6 En gij zult het land beschrijven in zeven delen, en tot mij hierheen brengen, opdat ik voor u het lot hier werpe voor het aangezicht van de Heere, onze God.
7 Want de Levieten hebben geen deel in het midden van u; maar het priesterdom des Heeren is hun erfdeel. Gad nu, en Ruben, en de halve stam van Manasse, hebben hun erfdeel genomen op gene zijde van de Jordaan, oostwaarts, dat hun Mozes, de knecht des Heeren, gegeven heeft.
8 Toen maakten zich die mannen op, en gingen heen. En Jozua gebood hun, die heengingen om het land te beschrijven, zeggende: Gaat, en doorwandelt het land, en beschrijft het; komt dan weer tot mij, zo zal ik u hier het lot werpen, voor het aangezicht des Heeren, te Silo.
9 De mannen dan gingen heen, en trokken het land door en beschreven het, naar de steden, in zeven delen, in een boek; en kwamen weer tot Jozua in de legerplaats te Silo.
10 Toen wierp Jozua het lot voor hen te Silo, voor het aangezicht des Heeren. En Jozua deelde aldaar de kinderen Israëls het land, naar hun afdelingen.
Het erfdeel van Benjamin
11 En het lot van de stam van de kinderen van Benjamin kwam op, naar hun huisgezinnen; en het gebied van hun lot ging uit tussen de kinderen van Juda, en tussen de kinderen van Jozef.
12 En hun grens was naar de hoek noordwaarts van de Jordaan; en deze grens gaat opwaarts aan de zijde van Jericho van het noorden, en gaat op door het gebergte westwaarts, en haar uitgangen zijn aan de woestijn van Beth-Aven.
13 En van daar gaat de grens door naar Luz, aan de zijde van Luz (dat is Beth-El), zuidwaarts; en deze grens gaat af naar Atrôth-Addar, aan de berg, die aan de zuidzijde van het benedenste Beth-Hóron is.
14 En die grens strekt en keert zich om, naar de westhoek zuidwaarts van de berg, die tegenover Beth-Hóron zuidwaarts is, en haar uitgangen zijn aan Kirjath-Baäl (dat is Kirjath-Jeárim), een stad van de kinderen van Juda.
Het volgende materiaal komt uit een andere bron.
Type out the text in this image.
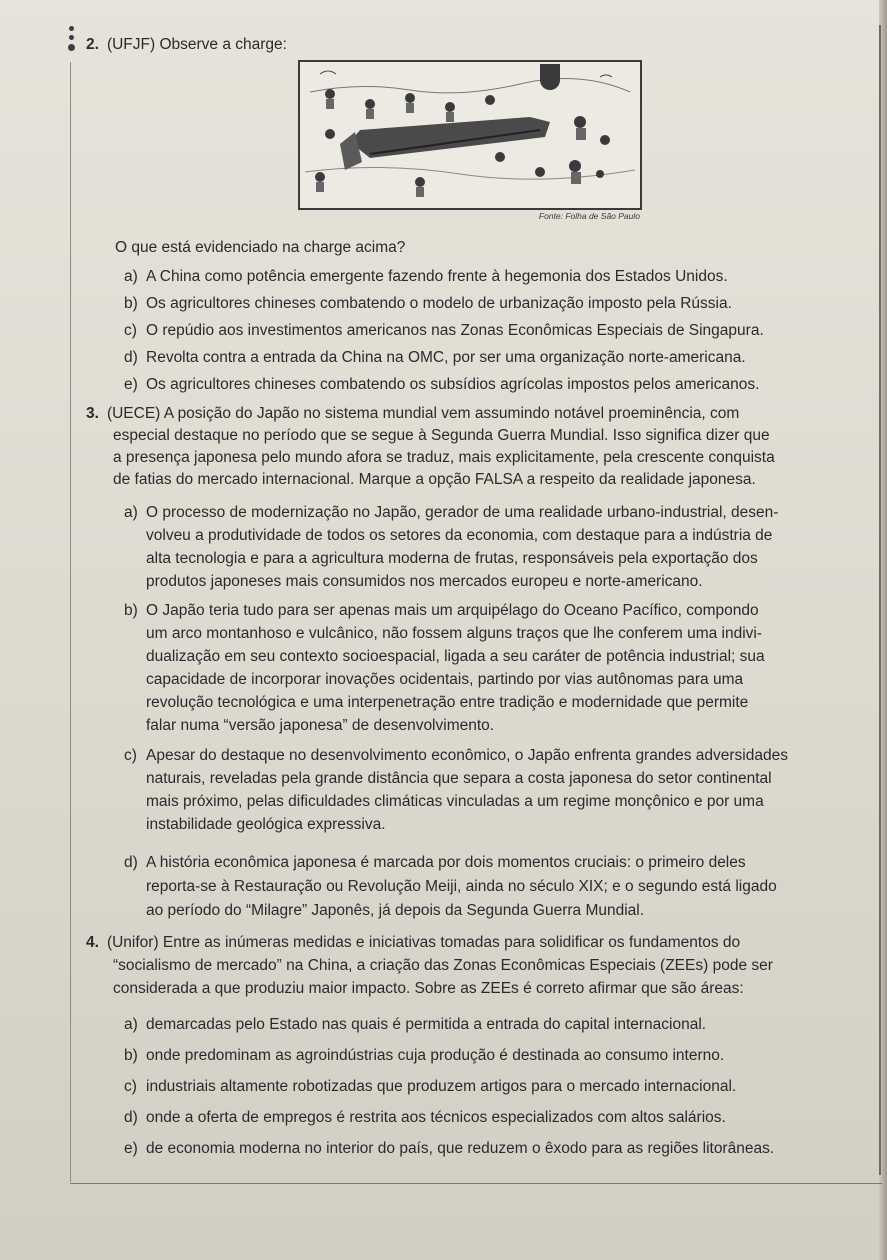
2. (UFJF) Observe a charge:
Fonte: Folha de São Paulo
O que está evidenciado na charge acima?
a) A China como potência emergente fazendo frente à hegemonia dos Estados Unidos.
b) Os agricultores chineses combatendo o modelo de urbanização imposto pela Rússia.
c) O repúdio aos investimentos americanos nas Zonas Econômicas Especiais de Singapura.
d) Revolta contra a entrada da China na OMC, por ser uma organização norte-americana.
e) Os agricultores chineses combatendo os subsídios agrícolas impostos pelos americanos.
3. (UECE) A posição do Japão no sistema mundial vem assumindo notável proeminência, com
especial destaque no período que se segue à Segunda Guerra Mundial. Isso significa dizer que
a presença japonesa pelo mundo afora se traduz, mais explicitamente, pela crescente conquista
de fatias do mercado internacional. Marque a opção FALSA a respeito da realidade japonesa.
a) O processo de modernização no Japão, gerador de uma realidade urbano-industrial, desen-
volveu a produtividade de todos os setores da economia, com destaque para a indústria de
alta tecnologia e para a agricultura moderna de frutas, responsáveis pela exportação dos
produtos japoneses mais consumidos nos mercados europeu e norte-americano.
b) O Japão teria tudo para ser apenas mais um arquipélago do Oceano Pacífico, compondo
um arco montanhoso e vulcânico, não fossem alguns traços que lhe conferem uma indivi-
dualização em seu contexto socioespacial, ligada a seu caráter de potência industrial; sua
capacidade de incorporar inovações ocidentais, partindo por vias autônomas para uma
revolução tecnológica e uma interpenetração entre tradição e modernidade que permite
falar numa “versão japonesa” de desenvolvimento.
c) Apesar do destaque no desenvolvimento econômico, o Japão enfrenta grandes adversidades
naturais, reveladas pela grande distância que separa a costa japonesa do setor continental
mais próximo, pelas dificuldades climáticas vinculadas a um regime monçônico e por uma
instabilidade geológica expressiva.
d) A história econômica japonesa é marcada por dois momentos cruciais: o primeiro deles
reporta-se à Restauração ou Revolução Meiji, ainda no século XIX; e o segundo está ligado
ao período do “Milagre” Japonês, já depois da Segunda Guerra Mundial.
4. (Unifor) Entre as inúmeras medidas e iniciativas tomadas para solidificar os fundamentos do
“socialismo de mercado” na China, a criação das Zonas Econômicas Especiais (ZEEs) pode ser
considerada a que produziu maior impacto. Sobre as ZEEs é correto afirmar que são áreas:
a) demarcadas pelo Estado nas quais é permitida a entrada do capital internacional.
b) onde predominam as agroindústrias cuja produção é destinada ao consumo interno.
c) industriais altamente robotizadas que produzem artigos para o mercado internacional.
d) onde a oferta de empregos é restrita aos técnicos especializados com altos salários.
e) de economia moderna no interior do país, que reduzem o êxodo para as regiões litorâneas.
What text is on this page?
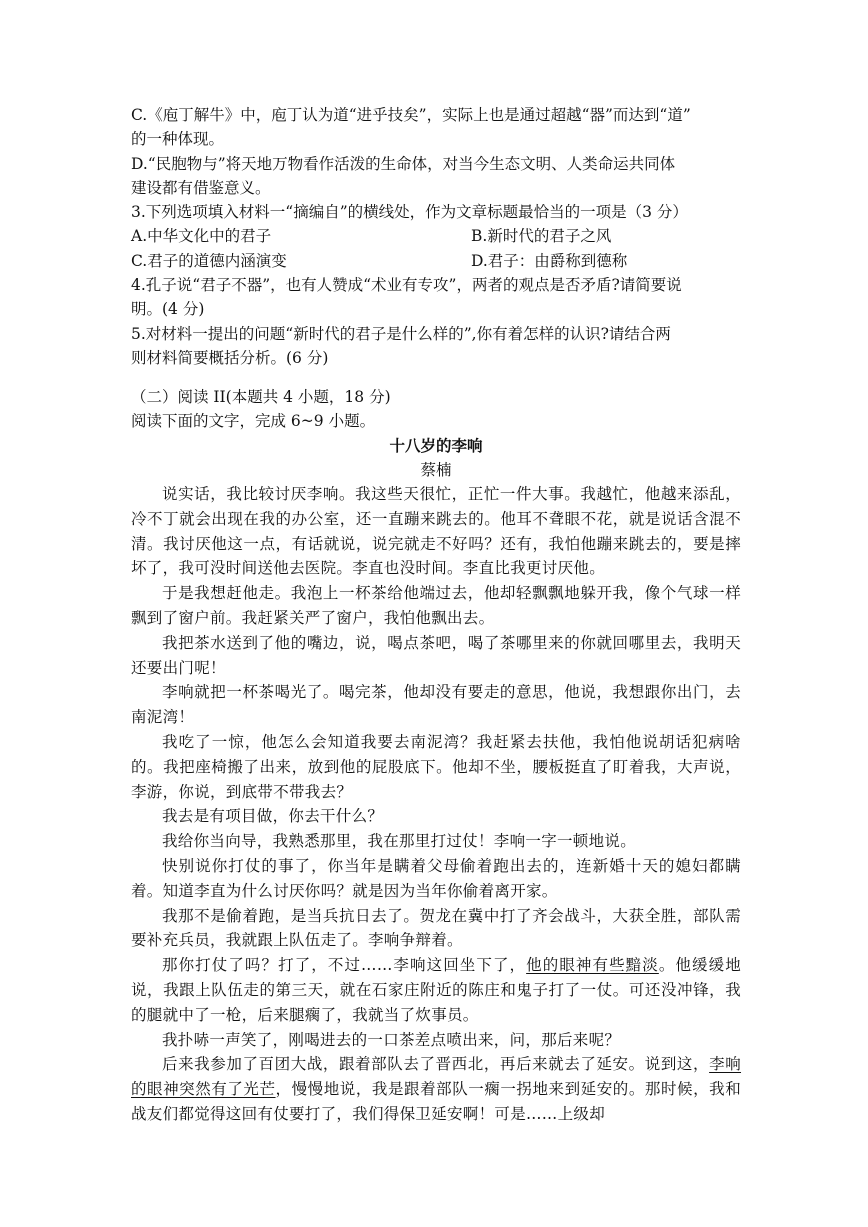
C.《庖丁解牛》中，庖丁认为道“进乎技矣”，实际上也是通过超越“器”而达到“道”
的一种体现。
D.“民胞物与”将天地万物看作活泼的生命体，对当今生态文明、人类命运共同体
建设都有借鉴意义。
3.下列选项填入材料一“摘编自”的横线处，作为文章标题最恰当的一项是（3 分）
A.中华文化中的君子	B.新时代的君子之风
C.君子的道德内涵演变	D.君子：由爵称到德称
4.孔子说“君子不器”，也有人赞成“术业有专攻”，两者的观点是否矛盾?请简要说
明。(4 分)
5.对材料一提出的问题“新时代的君子是什么样的”,你有着怎样的认识?请结合两
则材料简要概括分析。(6 分)
（二）阅读 II(本题共 4 小题，18 分)
阅读下面的文字，完成 6~9 小题。
十八岁的李响
蔡楠

说实话，我比较讨厌李响。我这些天很忙，正忙一件大事。我越忙，他越来添乱，冷不丁就会出现在我的办公室，还一直蹦来跳去的。他耳不聋眼不花，就是说话含混不清。我讨厌他这一点，有话就说，说完就走不好吗？还有，我怕他蹦来跳去的，要是摔坏了，我可没时间送他去医院。李直也没时间。李直比我更讨厌他。

于是我想赶他走。我泡上一杯茶给他端过去，他却轻飘飘地躲开我，像个气球一样飘到了窗户前。我赶紧关严了窗户，我怕他飘出去。

我把茶水送到了他的嘴边，说，喝点茶吧，喝了茶哪里来的你就回哪里去，我明天还要出门呢！

李响就把一杯茶喝光了。喝完茶，他却没有要走的意思，他说，我想跟你出门，去南泥湾！

我吃了一惊，他怎么会知道我要去南泥湾？我赶紧去扶他，我怕他说胡话犯病啥的。我把座椅搬了出来，放到他的屁股底下。他却不坐，腰板挺直了盯着我，大声说，李游，你说，到底带不带我去？

我去是有项目做，你去干什么？

我给你当向导，我熟悉那里，我在那里打过仗！李响一字一顿地说。

快别说你打仗的事了，你当年是瞒着父母偷着跑出去的，连新婚十天的媳妇都瞒着。知道李直为什么讨厌你吗？就是因为当年你偷着离开家。

我那不是偷着跑，是当兵抗日去了。贺龙在冀中打了齐会战斗，大获全胜，部队需要补充兵员，我就跟上队伍走了。李响争辩着。

那你打仗了吗？打了，不过……李响这回坐下了，他的眼神有些黯淡。他缓缓地说，我跟上队伍走的第三天，就在石家庄附近的陈庄和鬼子打了一仗。可还没冲锋，我的腿就中了一枪，后来腿瘸了，我就当了炊事员。

我扑哧一声笑了，刚喝进去的一口茶差点喷出来，问，那后来呢？

后来我参加了百团大战，跟着部队去了晋西北，再后来就去了延安。说到这，李响的眼神突然有了光芒，慢慢地说，我是跟着部队一瘸一拐地来到延安的。那时候，我和战友们都觉得这回有仗要打了，我们得保卫延安啊！可是……上级却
Dit is de hoek ten westen.
15 De hoek nu ten zuiden is aan het uiterste van Kirjath-Jeárim; en deze grens gaat uit ten westen, en zij komt uit aan de fontein van de wateren van Neftóah.
16 En deze grens gaat af tot aan het uiterste van de berg, die tegenover het dal van de zoon van Hinnom is, die in het dal der Refaïeten is tegen het noorden; en gaat af door het dal van Hinnom, aan de zijde der Jebusieten zuidwaarts, en gaat af aan de fontein van Rogel;
17 En strekt zich van het noorden, en gaat uit te En-Sémes; van daar gaat zij uit naar Gelilôth, dat is tegenover de opgang naar Adûmmim, en zij gaat af aan de steen van Bohan, de zoon van Ruben;
18 En gaat door ter zijde tegenover Arába naar het noorden, en gaat af te Arába.
19 Verder gaat deze grens door aan de zijde van Beth-Hogla noordwaarts, en de uitgangen van deze grens zijn aan de tong van de Zoutzee noordwaarts, aan het uiterste van de Jordaan zuidwaarts. Dit is de zuidergrens.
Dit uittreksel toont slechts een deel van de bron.